Religious tolerance at the end of the XVIth century

May 2017
Hello everybody and dear specialists.Did the victories of Drake on the seas (1588) and of Henry IV on the battlefields (1595-1598) against the catholic dictatorship of Philip II constitute an important breaking in the story of the XVIth century with the advent of the religious tolerance (edict of Nantes 1598) first success in the story of the "men s rights".


Forum Staff
Aug 2016
With Henry IV and the Edict of Nantes, I would agree but not with Drake and 1588. The defeat of the Spanish Armada only established the right of England's monarch to choose England's religion without interference from other countries, in this case Spain. But England did not grant full individual freedom of religion to other Protestants until 1688 and to Catholics until the 18th or even the 19th century. Similar to 1588 is the Peace of Augsburg (1555) that only established the right of the king to choose his national religion. Individuals still did not have the right to dissent from the king.


Ad Honorem
Jul 2015
I think the first mention if individual religious freedom is in the Union of Utrecht.

article XIII said:
As for the matter of religion, the States of Holland and Zeeland shall act according to their own pleasure, and the other Provinces of this Union shall follow the rules set down in the religious peace drafted by Archduke Matthias, governor and captain-general of these countries, with the advice of the Council of State and the States General, or shall establish such general or special regulations in this matter as they shall find good and most fitting for the repose and welfare of the provinces, cities, and individual Members thereof, and the preservation of the property and rights of each individual, whether churchman or layman, and no other Province shall be permitted to interfere or make difficulties, provided that each person shall remain free in his religion and that no one shall be investigated or persecuted because of his religion, as is provided in the Pacification of Ghent…


Ad Honorem
Jan 2017
Republika Srpska
The Ottomans were generally tolerant, though they had a very intolerant episode during the reign of Selim II.


Ad Honorem
Jul 2015
And then they whacked Van Oldenbarnevelt's head off because he was an Arminian...
Not really. Whole books here have been written on this exact subject. The main issue was who was in control of the army the province of Holland and by extension its pensionary or the republic with the stadtholder. Religion wasn't really the issue at the trial, but it was a trial North-Korea style as the verdict was a foregone conclusion.

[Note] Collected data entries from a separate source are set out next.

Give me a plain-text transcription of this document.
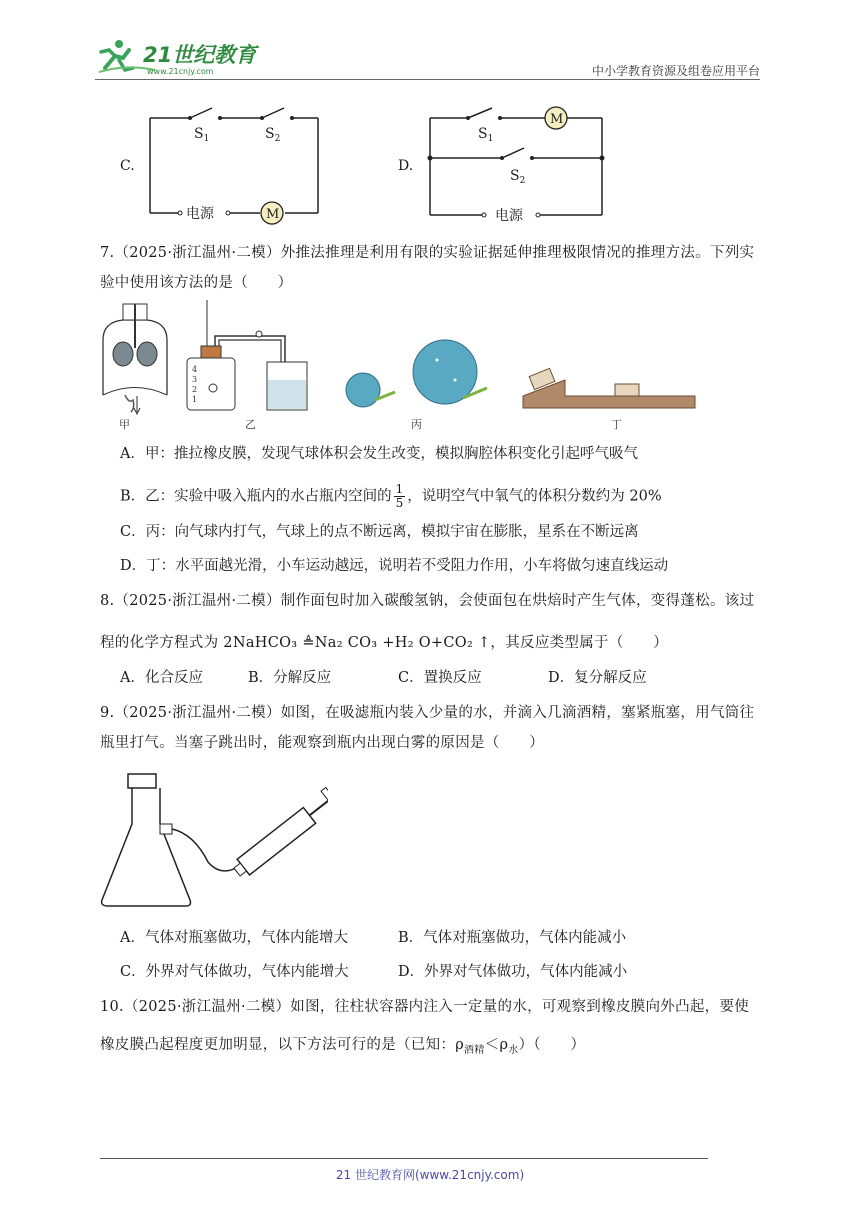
21世纪教育
www.21cnjy.com	中小学教育资源及组卷应用平台
C.
$S_1$	$S_2$
电源	M
D.
M
$S_1$
$S_2$
电源
7.（2025·浙江温州·二模）外推法推理是利用有限的实验证据延伸推理极限情况的推理方法。下列实验中使用该方法的是（　　）
4
3
2
1
甲	乙	丙	丁
A．甲：推拉橡皮膜，发现气球体积会发生改变，模拟胸腔体积变化引起呼气吸气
B．乙：实验中吸入瓶内的水占瓶内空间的 $\frac{1}{5}$ ，说明空气中氧气的体积分数约为 20%
C．丙：向气球内打气，气球上的点不断远离，模拟宇宙在膨胀，星系在不断远离
D．丁：水平面越光滑，小车运动越远，说明若不受阻力作用，小车将做匀速直线运动
8.（2025·浙江温州·二模）制作面包时加入碳酸氢钠，会使面包在烘焙时产生气体，变得蓬松。该过
程的化学方程式为 2NaHCO₃ ≜Na₂ CO₃ +H₂ O+CO₂ ↑，其反应类型属于（　　）
A．化合反应	B．分解反应	C．置换反应	D．复分解反应
9.（2025·浙江温州·二模）如图，在吸滤瓶内装入少量的水，并滴入几滴酒精，塞紧瓶塞，用气筒往瓶里打气。当塞子跳出时，能观察到瓶内出现白雾的原因是（　　）
A．气体对瓶塞做功，气体内能增大	B．气体对瓶塞做功，气体内能减小
C．外界对气体做功，气体内能增大	D．外界对气体做功，气体内能减小
10.（2025·浙江温州·二模）如图，往柱状容器内注入一定量的水，可观察到橡皮膜向外凸起，要使
橡皮膜凸起程度更加明显，以下方法可行的是（已知：$\rho_{酒精}<\rho_水$）（　　）
21 世纪教育网(www.21cnjy.com)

But yeah the freedom of individual religion, was mostly on paper, though in many towns Catholics, Arminians (and whatever else, it was a lot. In 1970 we had like 200 different protestant denominations with a viable following) had little problems and donations to the town's bailiff always helped as well. It also differed much per area. In the north and west the reformed movement was rather strong whereas in the south and east it wasn't (illustrated by the fact that they are still predominantly catholic). In the towns themselves it also differed much. Amsterdam for example left people alone, but towns in Sealand much less. In my old town (near Utrecht) for example the town was protestant, but the neighboring villages and farmers were catholic and afaik nobody got persecuted for it.


Ad Honorem
Jul 2011
There is the Maryland Toleration Act of 1649. Maryland was originally all Roman Catholic. This law was passed with the Puritans in control in England, shortly after the execution of Charles I. The purpose was to allow Catholicism and prevent the persecution of Catholics. It was revoked on orders from Cromwell and again after the Revolution of 1688.

James II proclaimed religious toleration around 1687. However, his motives were suspected and this is one reason he was overthrown.